I've had a weirder experience in a way. My Grandma had just died. I was just too late in getting to the hospital. It was the first and only time I saw a corpse. I went in to say goodbye and then, we sat down on a bench outside the hospital. I was looking down and crying and all these ants were scurrying back and forth to their nest. It seemed so weird that something so massive in my life had just happened (my Grandma was effectively my Mum) yet, life for almost everything else was going on as normal.
That's happening now too. Something utterly awful and life changing will be happening to someone while the rest of us butter our toast, totally oblivious.
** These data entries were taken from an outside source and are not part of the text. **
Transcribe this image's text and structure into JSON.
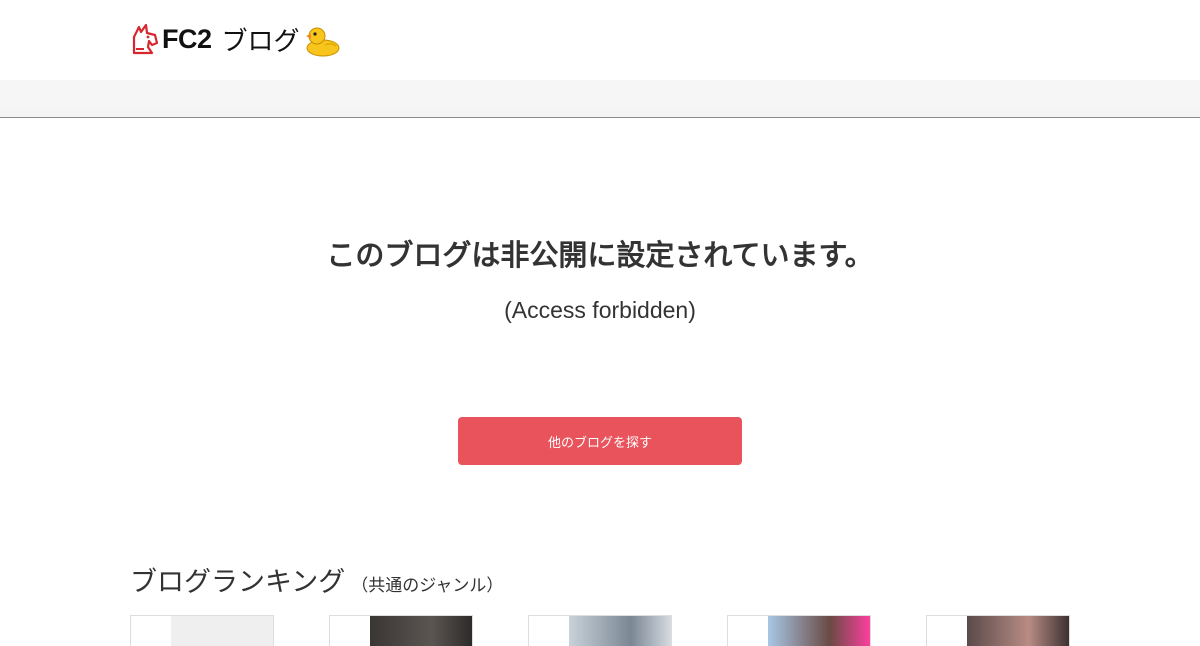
{
  "header": {
    "logo_text": "FC2",
    "logo_blog": "ブログ",
    "colors": {
      "mark": "#d7262e",
      "duck": "#f7c51c",
      "beak": "#f08a1c"
    },
    "icons": [
      "fc2-unicorn-icon",
      "duck-icon"
    ]
  },
  "main": {
    "heading": "このブログは非公開に設定されています。",
    "subheading": "(Access forbidden)",
    "cta_label": "他のブログを探す",
    "cta_color": "#e9535c"
  },
  "ranking": {
    "title": "ブログランキング",
    "subtitle": "（共通のジャンル）",
    "cards": [
      {
        "thumb_color": "#efefef"
      },
      {
        "thumb_color": "#3a3634"
      },
      {
        "thumb_color": "#c9d2d9"
      },
      {
        "thumb_color": "#a8c7e6"
      },
      {
        "thumb_color": "#5a4a4a"
      }
    ]
  }
}
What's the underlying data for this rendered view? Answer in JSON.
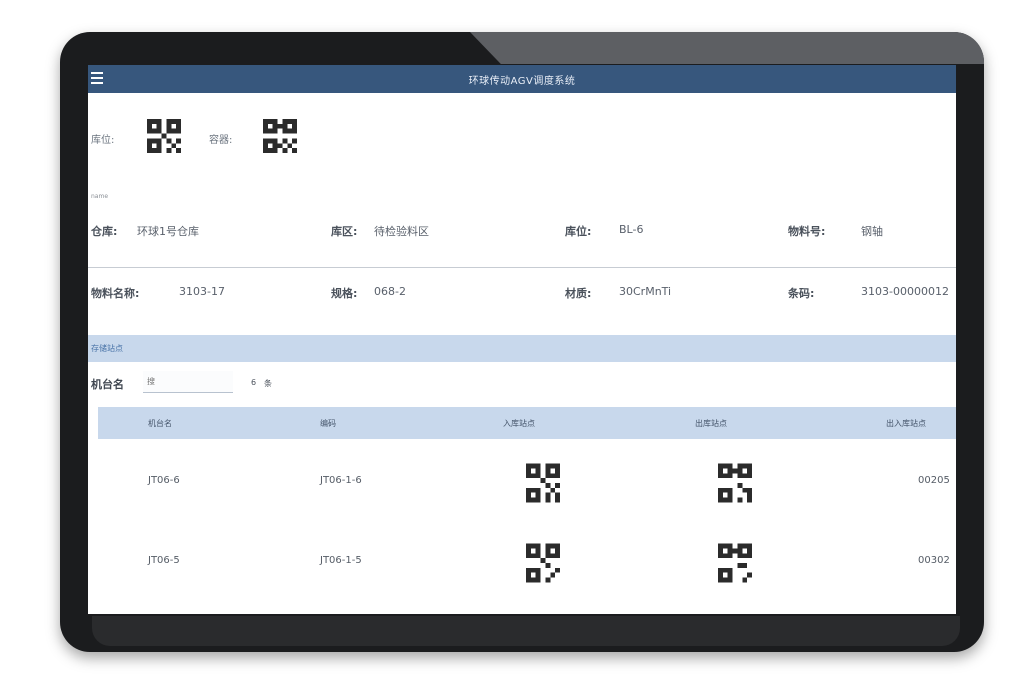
{
  "app": {
    "title": "环球传动AGV调度系统"
  },
  "scan": {
    "location_label": "库位:",
    "container_label": "容器:"
  },
  "info_small_label": "name",
  "info": [
    [
      {
        "label": "仓库:",
        "value": "环球1号仓库"
      },
      {
        "label": "库区:",
        "value": "待检验料区"
      },
      {
        "label": "库位:",
        "value": "BL-6"
      },
      {
        "label": "物料号:",
        "value": "钢轴"
      }
    ],
    [
      {
        "label": "物料名称:",
        "value": "3103-17"
      },
      {
        "label": "规格:",
        "value": "068-2"
      },
      {
        "label": "材质:",
        "value": "30CrMnTi"
      },
      {
        "label": "条码:",
        "value": "3103-00000012"
      }
    ]
  ],
  "section": {
    "title": "存储站点"
  },
  "search": {
    "label": "机台名",
    "placeholder": "搜",
    "count": "6",
    "count_unit": "条"
  },
  "table": {
    "headers": [
      "机台名",
      "编码",
      "入库站点",
      "出库站点",
      "出入库站点"
    ],
    "rows": [
      {
        "machine": "JT06-6",
        "code": "JT06-1-6",
        "station": "00205"
      },
      {
        "machine": "JT06-5",
        "code": "JT06-1-5",
        "station": "00302"
      }
    ]
  },
  "icons": {
    "menu": "hamburger-menu-icon",
    "qr": "qr-code-icon"
  },
  "colors": {
    "titlebar": "#37577d",
    "section": "#c8d8ec"
  }
}
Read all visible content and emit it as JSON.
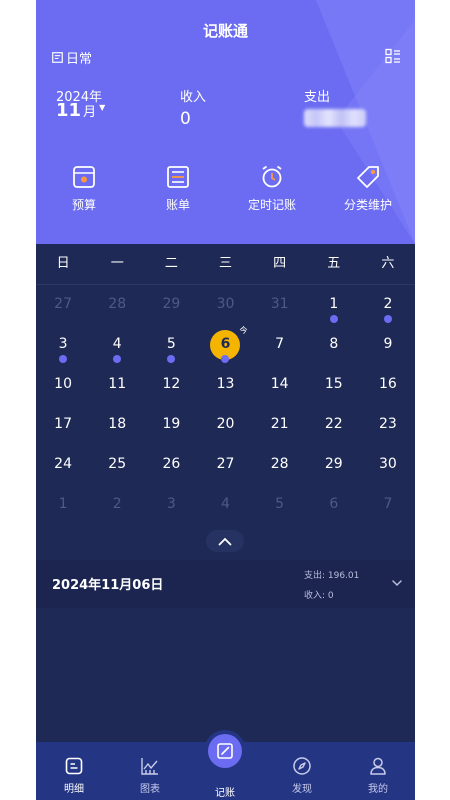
{
  "header": {
    "title": "记账通",
    "mode_label": "日常"
  },
  "summary": {
    "year": "2024年",
    "month": "11",
    "month_suffix": "月",
    "income_label": "收入",
    "income_value": "0",
    "expense_label": "支出"
  },
  "actions": [
    {
      "label": "预算",
      "icon": "budget-icon"
    },
    {
      "label": "账单",
      "icon": "bill-icon"
    },
    {
      "label": "定时记账",
      "icon": "alarm-icon"
    },
    {
      "label": "分类维护",
      "icon": "tag-icon"
    }
  ],
  "weekdays": [
    "日",
    "一",
    "二",
    "三",
    "四",
    "五",
    "六"
  ],
  "calendar": {
    "today_mark": "今",
    "rows": [
      [
        "27",
        "28",
        "29",
        "30",
        "31",
        "1",
        "2"
      ],
      [
        "3",
        "4",
        "5",
        "6",
        "7",
        "8",
        "9"
      ],
      [
        "10",
        "11",
        "12",
        "13",
        "14",
        "15",
        "16"
      ],
      [
        "17",
        "18",
        "19",
        "20",
        "21",
        "22",
        "23"
      ],
      [
        "24",
        "25",
        "26",
        "27",
        "28",
        "29",
        "30"
      ],
      [
        "1",
        "2",
        "3",
        "4",
        "5",
        "6",
        "7"
      ]
    ]
  },
  "day_detail": {
    "date": "2024年11月06日",
    "expense": "支出:  196.01",
    "income": "收入:  0"
  },
  "bottom_nav": [
    {
      "label": "明细",
      "icon": "detail-icon"
    },
    {
      "label": "图表",
      "icon": "chart-icon"
    },
    {
      "label": "记账",
      "icon": "edit-icon"
    },
    {
      "label": "发现",
      "icon": "compass-icon"
    },
    {
      "label": "我的",
      "icon": "user-icon"
    }
  ],
  "colors": {
    "accent": "#6b6cf2",
    "background": "#1e2a55",
    "today": "#f5b400",
    "nav": "#243584"
  }
}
Thousands will have died globally by the end of the day but billions more just carry on. That seems weirder to me- just that daily grind. Yes, everything is dying but given how other life just takes over, to an extent, it all feels so depressingly insignificant too.
But then, I don't really believe that. I think the way we live our lives impacts those we leave behind. Ok, they'll die too. But still, some people leave a legacy in terms of their achievement. Others just in who they were- they made other people's lives nicer for being here. That has to be better than wreaking havoc while we're here or, leaving alone. Although- I suspect many of us will fall in to that second category. I get the impression a lot of us are very withdrawn here. That's in part to protect people though. I hope they can appreciate that for what it is.
I guess it would be weirder if everything lasted forever. Would we value things the same if they were for all time?